Experimentally evoked pain in people with AD demonstrates that despite cognitive impairment and a reduced ability to effectively communicate, individuals with AD experience pain similar to or more unpleasant than cognitively intact older adults. This may mean amplified pain unpleasantness in people with AD.

Implications for practice:

Our current best practices need to be widely disseminated and put into clinical practice. Self-report of pain continues to be the gold standard, but it is ineffective for noncommunicative patients and those unable to understand pain scales or instructions because of memory/cognitive impairment. Instead, pain treatment should be ethically initiated based on patient reports and behaviors, caregiver/surrogate reports, review of the medical record for painful conditions, analgesic trials, and regular reassessments.

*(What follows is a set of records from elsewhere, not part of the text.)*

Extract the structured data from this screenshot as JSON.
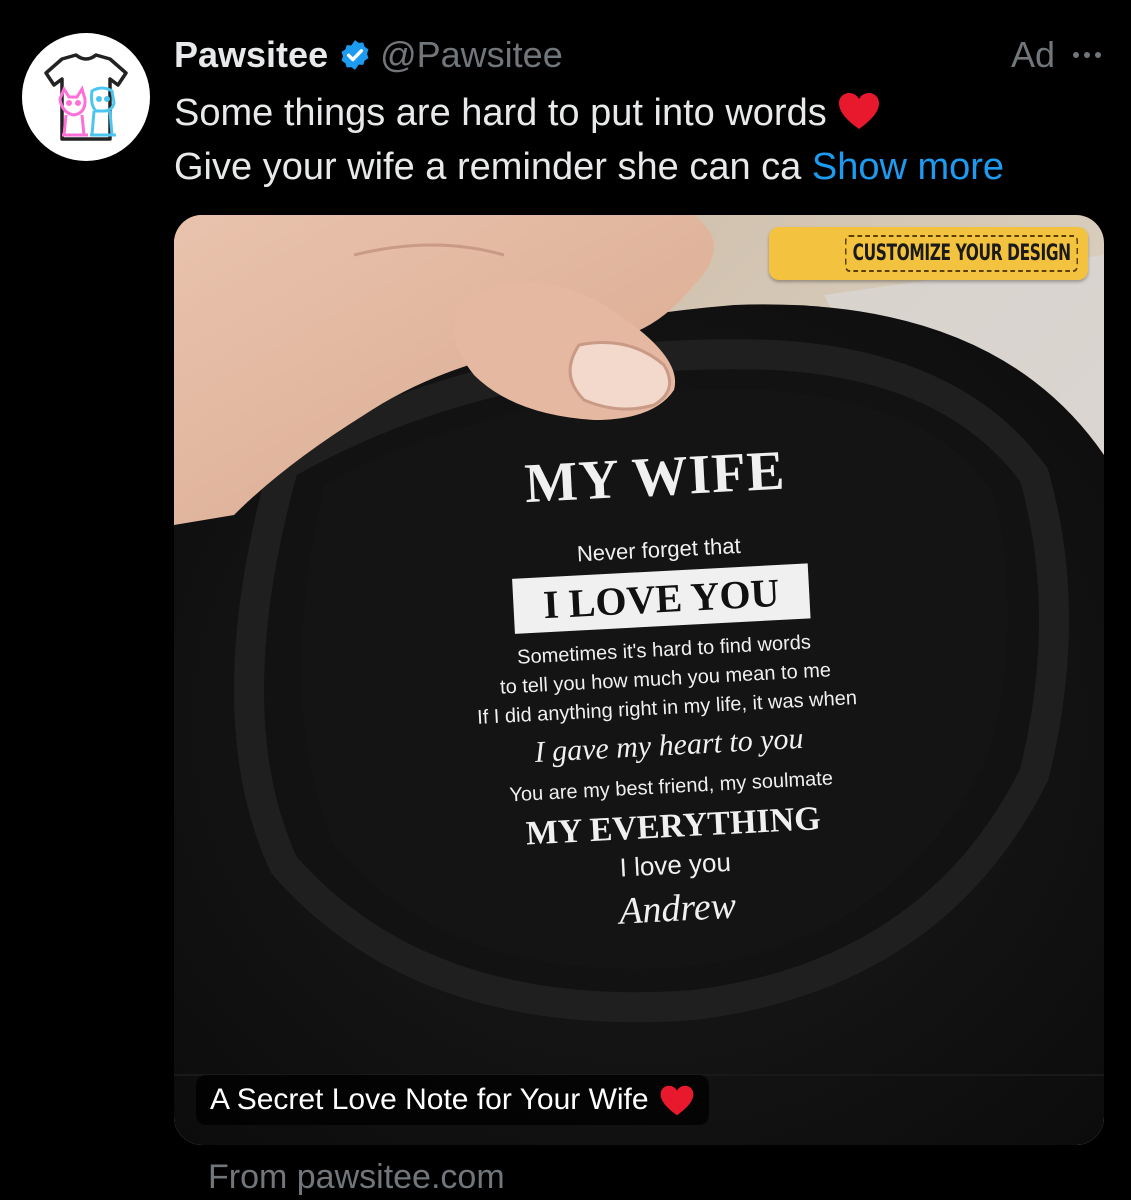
{
  "tweet": {
    "name": "Pawsitee",
    "handle": "@Pawsitee",
    "ad_label": "Ad",
    "line1": "Some things are hard to put into words",
    "line2": "Give your wife a reminder she can ca",
    "show_more": "Show more"
  },
  "media": {
    "badge": "CUSTOMIZE YOUR DESIGN",
    "caption": "A Secret Love Note for Your Wife",
    "print": {
      "title": "MY WIFE",
      "sub": "Never forget that",
      "banner": "I LOVE YOU",
      "body1": "Sometimes it's hard to find words",
      "body2": "to tell you how much you mean to me",
      "body3": "If I did anything right in my life, it was when",
      "script": "I gave my heart to you",
      "body4": "You are my best friend, my soulmate",
      "everything": "MY EVERYTHING",
      "love": "I love you",
      "signature": "Andrew"
    }
  },
  "source": "From pawsitee.com",
  "colors": {
    "background": "#000000",
    "text": "#e7e9ea",
    "muted": "#71767b",
    "link": "#1d9bf0",
    "badge": "#f3c23f",
    "heart": "#e8192c"
  }
}
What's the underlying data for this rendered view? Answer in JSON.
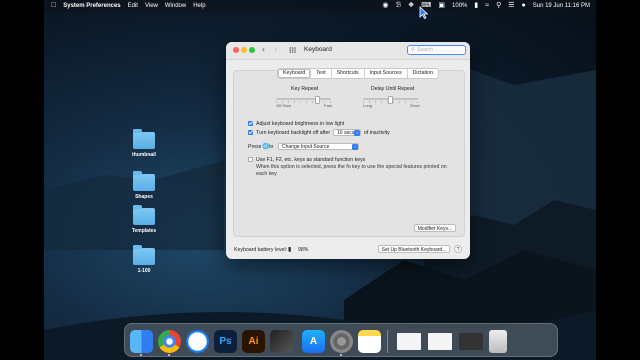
{
  "menubar": {
    "apple_icon": "apple-logo",
    "app_name": "System Preferences",
    "menus": [
      "Edit",
      "View",
      "Window",
      "Help"
    ],
    "battery_percent": "100%",
    "datetime": "Sun 19 Jun  11:16 PM"
  },
  "desktop": {
    "folders": [
      "thumbnail",
      "Shapes",
      "Templates",
      "1-100"
    ]
  },
  "window": {
    "title": "Keyboard",
    "search_placeholder": "Search",
    "tabs": [
      "Keyboard",
      "Text",
      "Shortcuts",
      "Input Sources",
      "Dictation"
    ],
    "active_tab": "Keyboard",
    "key_repeat": {
      "label": "Key Repeat",
      "min_labels": "Off  Slow",
      "max_label": "Fast",
      "value": 0.78
    },
    "delay_until_repeat": {
      "label": "Delay Until Repeat",
      "min_label": "Long",
      "max_label": "Short",
      "value": 0.5
    },
    "adjust_brightness": {
      "label": "Adjust keyboard brightness in low light",
      "checked": true
    },
    "backlight_off": {
      "label_before": "Turn keyboard backlight off after",
      "value": "10 secs",
      "label_after": "of inactivity",
      "checked": true
    },
    "press_globe": {
      "label_before": "Press",
      "globe_icon": "globe-icon",
      "label_to": "to",
      "value": "Change Input Source"
    },
    "function_keys": {
      "label": "Use F1, F2, etc. keys as standard function keys",
      "description": "When this option is selected, press the fn key to use the special features printed on each key.",
      "checked": false
    },
    "modifier_keys_button": "Modifier Keys...",
    "battery_label": "Keyboard battery level:",
    "battery_value": "98%",
    "bluetooth_button": "Set Up Bluetooth Keyboard...",
    "help_button": "?"
  },
  "dock": {
    "apps": [
      "Finder",
      "Chrome",
      "Safari",
      "Photoshop",
      "Illustrator",
      "Final Cut Pro",
      "App Store",
      "System Preferences",
      "Notes"
    ],
    "ps_text": "Ps",
    "ai_text": "Ai",
    "colors": {
      "photoshop": "#0c1f3b",
      "illustrator": "#2a1300",
      "accent": "#2f7ef0"
    }
  }
}
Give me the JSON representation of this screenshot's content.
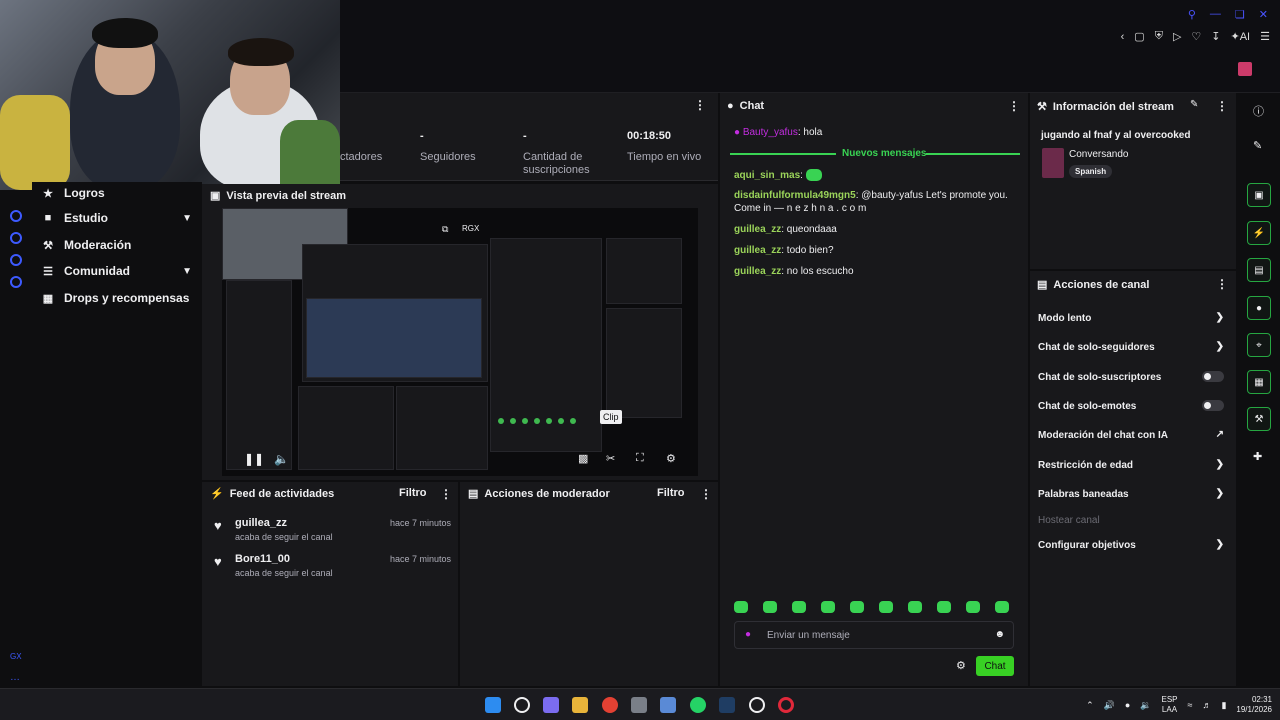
{
  "stats": [
    {
      "value": "",
      "label": "ctadores"
    },
    {
      "value": "-",
      "label": "Seguidores"
    },
    {
      "value": "-",
      "label": "Cantidad de suscripciones"
    },
    {
      "value": "00:18:50",
      "label": "Tiempo en vivo"
    }
  ],
  "sidebar": {
    "items": [
      {
        "label": "Logros",
        "icon": "trophy-icon"
      },
      {
        "label": "Estudio",
        "icon": "studio-icon"
      },
      {
        "label": "Moderación",
        "icon": "wrench-icon"
      },
      {
        "label": "Comunidad",
        "icon": "community-icon"
      },
      {
        "label": "Drops y recompensas",
        "icon": "gift-icon"
      }
    ]
  },
  "preview": {
    "title": "Vista previa del stream",
    "rgx": "RGX",
    "clip_tooltip": "Clip"
  },
  "activity": {
    "title": "Feed de actividades",
    "filter": "Filtro",
    "items": [
      {
        "name": "guillea_zz",
        "sub": "acaba de seguir el canal",
        "time": "hace 7 minutos"
      },
      {
        "name": "Bore11_00",
        "sub": "acaba de seguir el canal",
        "time": "hace 7 minutos"
      }
    ]
  },
  "modactions": {
    "title": "Acciones de moderador",
    "filter": "Filtro"
  },
  "chat": {
    "title": "Chat",
    "pinned_user": "Bauty_yafus",
    "pinned_msg": ": hola",
    "new_messages": "Nuevos mensajes",
    "messages": [
      {
        "user": "aqui_sin_mas",
        "text": ":"
      },
      {
        "user": "disdainfulformula49mgn5",
        "text": ": @bauty-yafus Let's promote you. Come in — n e z h n a . c o m"
      },
      {
        "user": "guillea_zz",
        "text": ": queondaaa"
      },
      {
        "user": "guillea_zz",
        "text": ": todo bien?"
      },
      {
        "user": "guillea_zz",
        "text": ": no los escucho"
      }
    ],
    "placeholder": "Enviar un mensaje",
    "send": "Chat"
  },
  "info": {
    "title": "Información del stream",
    "stream_title": "jugando al fnaf y al overcooked",
    "category": "Conversando",
    "tag": "Spanish"
  },
  "channel_actions": {
    "title": "Acciones de canal",
    "items": [
      {
        "label": "Modo lento",
        "control": "chevron"
      },
      {
        "label": "Chat de solo-seguidores",
        "control": "chevron"
      },
      {
        "label": "Chat de solo-suscriptores",
        "control": "toggle"
      },
      {
        "label": "Chat de solo-emotes",
        "control": "toggle"
      },
      {
        "label": "Moderación del chat con IA",
        "control": "external"
      },
      {
        "label": "Restricción de edad",
        "control": "chevron"
      },
      {
        "label": "Palabras baneadas",
        "control": "chevron"
      },
      {
        "label": "Hostear canal",
        "control": "none"
      },
      {
        "label": "Configurar objetivos",
        "control": "chevron"
      }
    ]
  },
  "taskbar": {
    "lang_top": "ESP",
    "lang_bottom": "LAA",
    "time": "02:31",
    "date": "19/1/2026"
  },
  "colors": {
    "accent_green": "#39d353",
    "chat_button": "#38d024",
    "pinned_user": "#c32de0",
    "rail_blue": "#3d5afe"
  }
}
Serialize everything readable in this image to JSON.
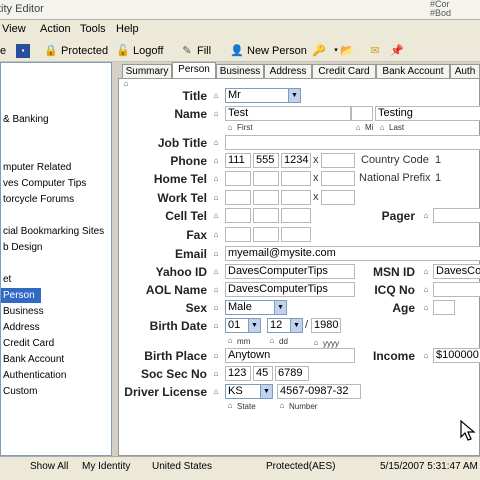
{
  "window": {
    "title": "tity Editor",
    "ghost_text": "#Cor\n#Bod"
  },
  "menu": [
    "View",
    "Action",
    "Tools",
    "Help"
  ],
  "toolbar": {
    "partial": "e",
    "protected": "Protected",
    "logoff": "Logoff",
    "fill": "Fill",
    "new_person": "New Person"
  },
  "sidebar": [
    {
      "label": "& Banking"
    },
    {
      "label": "mputer Related"
    },
    {
      "label": "ves Computer Tips"
    },
    {
      "label": "torcycle Forums"
    },
    {
      "label": "cial Bookmarking Sites"
    },
    {
      "label": "b Design"
    },
    {
      "label": "et"
    },
    {
      "label": "Person",
      "selected": true
    },
    {
      "label": "Business"
    },
    {
      "label": "Address"
    },
    {
      "label": "Credit Card"
    },
    {
      "label": "Bank Account"
    },
    {
      "label": "Authentication"
    },
    {
      "label": "Custom"
    }
  ],
  "tabs": [
    {
      "label": "Summary"
    },
    {
      "label": "Person",
      "active": true
    },
    {
      "label": "Business"
    },
    {
      "label": "Address"
    },
    {
      "label": "Credit Card"
    },
    {
      "label": "Bank Account"
    },
    {
      "label": "Auth"
    }
  ],
  "form": {
    "title_label": "Title",
    "title_value": "Mr",
    "name_label": "Name",
    "first": "Test",
    "middle": "",
    "last": "Testing",
    "first_sub": "First",
    "mi_sub": "Mi",
    "last_sub": "Last",
    "job_label": "Job Title",
    "phone_label": "Phone",
    "phone1": "111",
    "phone2": "555",
    "phone3": "1234",
    "x": "x",
    "country_code_label": "Country Code",
    "country_code": "1",
    "home_label": "Home Tel",
    "national_prefix_label": "National Prefix",
    "national_prefix": "1",
    "work_label": "Work Tel",
    "cell_label": "Cell Tel",
    "pager_label": "Pager",
    "fax_label": "Fax",
    "email_label": "Email",
    "email": "myemail@mysite.com",
    "yahoo_label": "Yahoo ID",
    "yahoo": "DavesComputerTips",
    "msn_label": "MSN ID",
    "msn": "DavesCo",
    "aol_label": "AOL Name",
    "aol": "DavesComputerTips",
    "icq_label": "ICQ No",
    "sex_label": "Sex",
    "sex": "Male",
    "age_label": "Age",
    "birth_label": "Birth Date",
    "bmonth": "01",
    "bday": "12",
    "byear": "1980",
    "mm": "mm",
    "dd_sub": "dd",
    "yyyy": "yyyy",
    "birthplace_label": "Birth Place",
    "birthplace": "Anytown",
    "income_label": "Income",
    "income": "$100000",
    "ssn_label": "Soc Sec No",
    "ssn1": "123",
    "ssn2": "45",
    "ssn3": "6789",
    "dl_label": "Driver License",
    "dl_state": "KS",
    "dl_number": "4567-0987-32",
    "state_sub": "State",
    "number_sub": "Number"
  },
  "status": {
    "show_all": "Show All",
    "identity": "My Identity",
    "country": "United States",
    "protection": "Protected(AES)",
    "datetime": "5/15/2007 5:31:47 AM"
  }
}
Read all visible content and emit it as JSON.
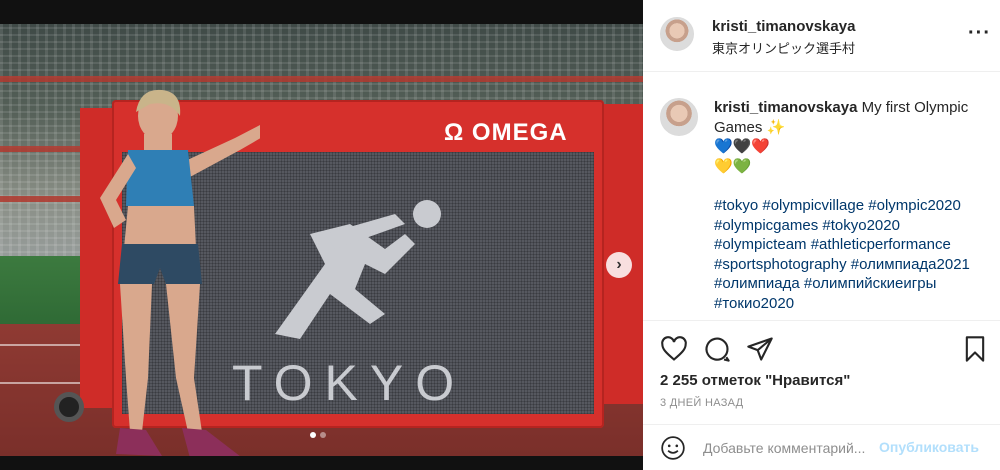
{
  "post": {
    "username": "kristi_timanovskaya",
    "location": "東京オリンピック選手村",
    "caption_line1": "My first Olympic Games ✨",
    "caption_line2": "💙🖤❤️",
    "caption_line3": "💛💚",
    "hashtags": [
      "#tokyo",
      "#olympicvillage",
      "#olympic2020",
      "#olympicgames",
      "#tokyo2020",
      "#olympicteam",
      "#athleticperformance",
      "#sportsphotography",
      "#олимпиада2021",
      "#олимпиада",
      "#олимпийскиеигры",
      "#токио2020"
    ],
    "likes_text": "2 255 отметок \"Нравится\"",
    "date_text": "3 ДНЕЙ НАЗАД"
  },
  "photo": {
    "scoreboard_brand": "Ω OMEGA",
    "scoreboard_text": "TOKYO",
    "carousel_total": 2,
    "carousel_current": 1
  },
  "comment": {
    "placeholder": "Добавьте комментарий...",
    "post_label": "Опубликовать"
  },
  "icons": {
    "more": "more-options-icon",
    "like": "heart-icon",
    "comment": "comment-bubble-icon",
    "share": "paper-plane-icon",
    "save": "bookmark-icon",
    "emoji": "smiley-icon",
    "next": "chevron-right-icon"
  },
  "colors": {
    "hashtag": "#00376b",
    "post_button_disabled": "#b2dffc",
    "scoreboard_red": "#d6302c"
  }
}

Keywords: Alzheimer disease, dementia, pain, psychophysics, review

Background:

Approximately 50% to 75% of people living with Alzheimer disease (AD) and related dementias experience pain regularly (Corbett et al., 2012; de Tommaso et al., 2016). This represents substantial numbers because there are 5.8 million people with AD in the United States (Alzheimer’s Association, 2020) and more than 50 million with dementia worldwide (Alzheimer’s Disease International, 2019). Clinicians have struggled to assess the complex, subjective phenomena that comprise the pain experience in people who are cognitively intact (Denny & Guido, 2012). This struggle becomes increasingly profound as cognition declines (Monroe & Mion, 2012), and pain is underrecognized and undertreated in people with AD (Cravello et al., 2019; Hadjistavropoulos et al., 2014). A recent review found that many nurses were not adequately educated in pain recognition or use of pain assessment tools for people with dementia (May & Scammell, 2020). Also concerning is that existing guidance regarding pain in dementia has not been widely implemented into clinical practice (Jennings et al., 2018) and is not included in annual reports from major AD/dementia and pain organizations (Anderson et al., 2020).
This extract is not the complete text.